Businessman Naguib Sawiris stated Sunday that the Egyptian government must embrace new technology, lauding technology’s democratising force in a country he claimed relies on bureaucracy and its attendant corruption risks. Sawiris statements came during a press conference held by the American Chamber of Commerce on how technology is changing the business model. No stranger to controversy, Sawiris said that in Egypt “we tend to do everything under the hand of bureaucrats and open more doors for corruption”.
“Egypt is the only country that infringes on human rights,” Sawiris said, referring to the government regulations imposed on the transportation sector. “One cannot drive commercially unless he is a member of the Drivers Syndicate.”
White taxi drivers have protested the emergence of Uber and Careem in the Egyptian market, after the private transportation service companies gained a significant client base in Egypt.
The drivers claimed that Uber and Careem drivers are working illegally as they are not driving authorised taxis. The drivers also said that their business have been harmed since the launch of Uber and Careem.
Following the taxi drivers’ protests, Uber and Careem’s drivers were also harassed by police officers, arguing that private car owners cannot operate their vehicles for commercial purposes.
“You cannot stand against innovation. You can only join and see how you [the government] can help,” Sawiris said.
Chief advisor and member of the board of directors at Uber David Plouffe said that governments should not think that business operation has to be according to “either the only way or the new way”. Rather, government should focus on upgrading their technology.

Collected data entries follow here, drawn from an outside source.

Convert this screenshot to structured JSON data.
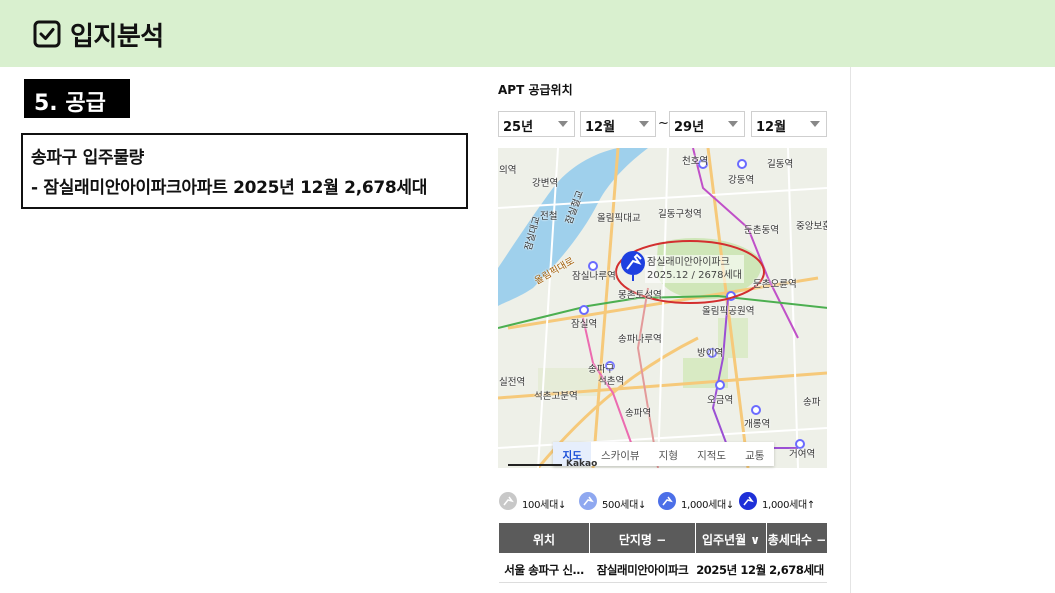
{
  "header": {
    "title": "입지분석",
    "icon": "checkbox-icon",
    "bg_color": "#d9f0cf"
  },
  "section": {
    "tag": "5. 공급"
  },
  "info": {
    "line1": "송파구 입주물량",
    "line2": "- 잠실래미안아이파크아파트 2025년 12월 2,678세대"
  },
  "panel": {
    "title": "APT 공급위치",
    "from_year": "25년",
    "from_month": "12월",
    "separator": "~",
    "to_year": "29년",
    "to_month": "12월"
  },
  "map": {
    "labels": [
      "천호역",
      "길동역",
      "강동역",
      "강변역",
      "올림픽대교",
      "길동구청역",
      "둔촌동역",
      "중앙보훈",
      "잠실나루역",
      "잠실역",
      "둔촌오륜역",
      "몽촌토성역",
      "올림픽공원역",
      "송파나루역",
      "방이역",
      "송파구",
      "석촌역",
      "석촌고분역",
      "오금역",
      "송파역",
      "개롱역",
      "거여역",
      "송파",
      "의역",
      "실전역",
      "잠실대교",
      "올림픽대로",
      "잠실철교",
      "전철"
    ],
    "callout_name": "잠실래미안아이파크",
    "callout_detail": "2025.12 / 2678세대",
    "highlight_color": "#d32f2f",
    "pin_color": "#1e40e0",
    "tabs": [
      "지도",
      "스카이뷰",
      "지형",
      "지적도",
      "교통"
    ],
    "active_tab": "지도",
    "attribution": "Kakao"
  },
  "legend": [
    {
      "label": "100세대↓",
      "color": "#c8c8c8"
    },
    {
      "label": "500세대↓",
      "color": "#8fa8f0"
    },
    {
      "label": "1,000세대↓",
      "color": "#4c6fe8"
    },
    {
      "label": "1,000세대↑",
      "color": "#1e30d8"
    }
  ],
  "table": {
    "headers": [
      "위치",
      "단지명 −",
      "입주년월 ∨",
      "총세대수 −"
    ],
    "rows": [
      [
        "서울 송파구 신…",
        "잠실래미안아이파크",
        "2025년 12월",
        "2,678세대"
      ]
    ]
  }
}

“Governments should focus on how they can innovate and elevate themselves,” Plouffe added. “We went to some countries and found that the transportation regulations have been operating for 40 or 50 years and have not been looked at [since then].”
Uber has also faced demonstrations from taxi drivers in New York and Paris, similar to the ones that erupted in Cairo. The company has been widely accused of circumventing local laws in the cities in which it operates, and harming the livelihoods of the local taxi drivers.
Sawiris stated that companies should do “their homework” and explain to governments that they are not “the bad guys” that are coming to Egypt to deprive the white taxi drivers of their jobs.
“They are targeting a different segment and they are more expensive,” the business tycoon said.
Plouffe contended that Uber focuses on the personal car market but is not interested in expanding into the taxi market – drawing a distinction that has been challenged by taxi drivers and economic analysts alike.
Sawiris advised entrepreneurs to be defiant in the face of the government’s barriers. “You cannot be entrepreneurs and not have muscles when the goal of every bureaucrat is to stop you from achieving your goals,” the businessman said.